1912-13 tarihli Balkan Savaşları’nın ardından, Kırkpınar çayırı Osmanlı Devleti topraklarının dışında kalınca 500 seneyi aşkın maziye sahip tarihî yağlı güreş müsabakaları Edirne’ye taşındı.
O günden beri her yaz aynı yerde, aynı törenle, aynı kavurucu sıcağın altında kuruluyor meydan.
Bu yıl da öyle olacak. Sarayiçi’nde cazgırlar bağıracak, zeytinyağı tenekeleri açılacak, kispetler çekilecek. 664. Kırkpınar Yağlı Güreşleri Festivali, haziranın son gününde başladı, 6 Temmuz Pazar günü sona erecek.
Efsaneye göre, 14. yüzyılda Rumeli’ye sefere çıkan Osmanlı öncü birliğindeki iki pehlivan, Ali ve Selim, günlerce güreşir ama yenişemez. En sonunda ikisi de aynı anda, meydanın ortasında can verir.

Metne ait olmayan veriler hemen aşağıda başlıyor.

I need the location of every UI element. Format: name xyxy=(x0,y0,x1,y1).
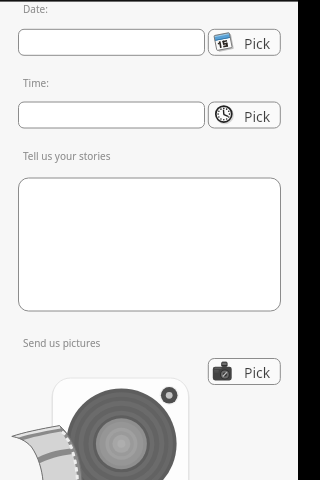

Arkadaşları, yıllar sonra mezarlarının yerinde bir pınar bulur: Kırklar’ın Pınarı. O günden beri bu çayır yalnızca yenişme değil, tükenme üzerine kurulu bir sahnedir.
Yapılan her hamle rakibi yenmenin de ötesinde; sınır, kader, çağ, bazen de hayatın kendisini tüketmek içindir.
Her dönemde yeniden şekillendi
Kırkpınar, zamanla yalnızca bir güreş alanı olmaktan çıkıp bir şehir panayırı haline geldi. Cumhuriyet'in ilk yıllarında haftalar süren etkinliklerde güreşlerin yanı sıra at yarışları, çocuk şenlikleri, konserler, havai fişek gösterileri ve bazı yıllarda güzellik yarışmaları da düzenleniyor, kazananların pozları yerel gazetelerde yayımlanıyordu.